Fixed Rate Mortgage
What is a Fixed-Rate Mortgage?
If you’re just starting your search for a home and thinking of methods to finance it, there are plenty of ways to go about it. If you’re looking for an option that is stable in terms of payment, then Fixed-Rate Mortgage is your answer.
With a fixed-rate mortgage, the total payment of the principal amount and interest stay the same throughout the duration of the loan. This not only offers stability but also allows you to set a specific budget aside for the payment. Lenders usually offer multiple options in terms of rates which can be either fixed, variable or adjustable. The fixed-rate is the most popular choice among these options and buyers are comfortable with the arrangement. Also if you plan to stay in a home for a longer period of time, a fixed-rate mortgage makes sense.
Features of a Fixed-Rate Mortgage
Now that we’ve discussed the basics of a fixed rate mortgage, let us delve deeper into its features. A fixed rate mortgage offers several term options anywhere from 10 to 30 years. Since the interest rate remains constant regardless of the term duration, buyers have a low risk. Lenders, on the other hand, are faced with market fluctuation, inflation, and instability. To be paid a constant amount in such a situation increases their risk. With rising costs, the lenders earn diminishing profits over time and may have to forgo any margin they may be making, slowly and gradually.
Types of Fixed-Rate Mortgage Loans
Fixed-Rate Mortgage Loans can have different features and depending on your financial situation you can select what works best for you.
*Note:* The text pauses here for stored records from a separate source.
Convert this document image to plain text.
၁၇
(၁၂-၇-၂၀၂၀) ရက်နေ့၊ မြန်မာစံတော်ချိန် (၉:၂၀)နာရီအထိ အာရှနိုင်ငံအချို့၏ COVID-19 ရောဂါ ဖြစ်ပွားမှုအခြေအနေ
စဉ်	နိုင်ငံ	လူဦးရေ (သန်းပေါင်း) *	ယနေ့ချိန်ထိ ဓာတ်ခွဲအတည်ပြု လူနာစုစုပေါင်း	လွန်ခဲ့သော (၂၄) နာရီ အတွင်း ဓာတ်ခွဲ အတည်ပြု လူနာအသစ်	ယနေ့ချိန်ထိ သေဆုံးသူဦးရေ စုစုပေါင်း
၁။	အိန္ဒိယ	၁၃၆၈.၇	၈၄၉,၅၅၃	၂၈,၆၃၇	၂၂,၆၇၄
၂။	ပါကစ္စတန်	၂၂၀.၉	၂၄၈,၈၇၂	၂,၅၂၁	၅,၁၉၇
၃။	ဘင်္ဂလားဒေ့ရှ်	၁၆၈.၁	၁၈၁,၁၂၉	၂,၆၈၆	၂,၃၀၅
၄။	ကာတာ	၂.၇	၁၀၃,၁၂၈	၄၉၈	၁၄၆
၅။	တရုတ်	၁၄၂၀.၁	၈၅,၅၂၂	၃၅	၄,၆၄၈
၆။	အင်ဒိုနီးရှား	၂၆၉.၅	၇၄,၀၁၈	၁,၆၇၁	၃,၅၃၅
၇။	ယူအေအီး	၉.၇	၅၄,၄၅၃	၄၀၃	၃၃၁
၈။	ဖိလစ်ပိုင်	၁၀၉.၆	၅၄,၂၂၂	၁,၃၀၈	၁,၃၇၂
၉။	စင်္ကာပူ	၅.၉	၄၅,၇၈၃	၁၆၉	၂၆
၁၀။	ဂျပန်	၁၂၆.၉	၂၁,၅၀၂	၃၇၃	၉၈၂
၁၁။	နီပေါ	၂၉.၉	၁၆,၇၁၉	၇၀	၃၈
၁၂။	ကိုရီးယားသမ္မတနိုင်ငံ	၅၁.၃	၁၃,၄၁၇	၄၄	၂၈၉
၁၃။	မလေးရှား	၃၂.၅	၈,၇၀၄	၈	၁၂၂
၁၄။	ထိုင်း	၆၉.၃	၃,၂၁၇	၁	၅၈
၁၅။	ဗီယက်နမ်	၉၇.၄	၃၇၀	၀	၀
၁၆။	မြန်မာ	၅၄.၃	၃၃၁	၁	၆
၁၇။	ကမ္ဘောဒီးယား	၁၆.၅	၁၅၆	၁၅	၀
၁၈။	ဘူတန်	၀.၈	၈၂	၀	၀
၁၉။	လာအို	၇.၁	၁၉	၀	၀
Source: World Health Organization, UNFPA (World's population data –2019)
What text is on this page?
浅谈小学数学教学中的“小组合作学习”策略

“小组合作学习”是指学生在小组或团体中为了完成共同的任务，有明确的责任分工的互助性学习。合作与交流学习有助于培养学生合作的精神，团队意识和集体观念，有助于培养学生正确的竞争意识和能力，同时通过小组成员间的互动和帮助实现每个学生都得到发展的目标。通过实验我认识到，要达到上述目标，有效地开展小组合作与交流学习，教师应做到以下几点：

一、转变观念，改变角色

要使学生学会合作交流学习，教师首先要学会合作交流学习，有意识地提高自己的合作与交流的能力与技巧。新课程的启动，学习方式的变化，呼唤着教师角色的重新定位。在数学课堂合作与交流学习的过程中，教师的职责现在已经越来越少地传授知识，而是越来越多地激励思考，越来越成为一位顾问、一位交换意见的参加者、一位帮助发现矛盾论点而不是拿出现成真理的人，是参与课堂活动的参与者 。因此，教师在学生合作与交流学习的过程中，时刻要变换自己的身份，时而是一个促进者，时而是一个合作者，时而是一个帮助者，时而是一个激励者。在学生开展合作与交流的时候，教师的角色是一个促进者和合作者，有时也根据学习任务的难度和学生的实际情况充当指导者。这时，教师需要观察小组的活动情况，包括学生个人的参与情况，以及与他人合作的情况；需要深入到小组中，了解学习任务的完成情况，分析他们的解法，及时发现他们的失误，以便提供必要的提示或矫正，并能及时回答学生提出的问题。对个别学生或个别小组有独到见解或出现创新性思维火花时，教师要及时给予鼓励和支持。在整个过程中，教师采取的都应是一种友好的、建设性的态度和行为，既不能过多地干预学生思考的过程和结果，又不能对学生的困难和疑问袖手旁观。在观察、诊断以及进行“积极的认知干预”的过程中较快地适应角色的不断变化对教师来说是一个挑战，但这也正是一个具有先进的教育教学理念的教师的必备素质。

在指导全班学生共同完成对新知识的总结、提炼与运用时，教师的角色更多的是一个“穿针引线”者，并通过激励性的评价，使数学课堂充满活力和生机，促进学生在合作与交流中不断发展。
How Fixed-Rate Amortization Loans Work
As one of the most common types of mortgage loans in the market, the fixed-rate amortization loan is quite straightforward and easy to calculate. The buyer pays regular payments that include both the principal amount and interest. The payments are made according to a schedule and as the loan matures, the amount of principal to be paid increases as compared to the interest which remains constant.
How Adjustable Rate Mortgages Work
This type of fixed-rate mortgage combines the features of both fixed and variable rate loans. These differ from fixed-rate amortization loans on the basis of interest rate which is constant for a certain amount of time but changes after that time has passed. The arrangement in these loans is a little more complicated and if the rates fall, the buyer’s interest reduces over a period of time.
How Non-Amortizing Loans Work
This is a loan arrangement where payment is made on the interest amount and the principal is paid in a lump sum. They are also known as interest-only or balloon-payment loans. In certain cases, lenders charge an annual deferred interest which is calculated yearly and depends on the buyer’s annual interest rate.
If your non-amortizing loan is based on interest only then you will be paying interest and the principal is paid on a specific future date.
The predictability that comes with a fixed-rate mortgage makes it great for most investors. However if you don’t plan on staying in your house for a long period of time, it may not be a good option for you. The upfront costs are also high and if your credit score is not high enough, you may not be able to qualify at all.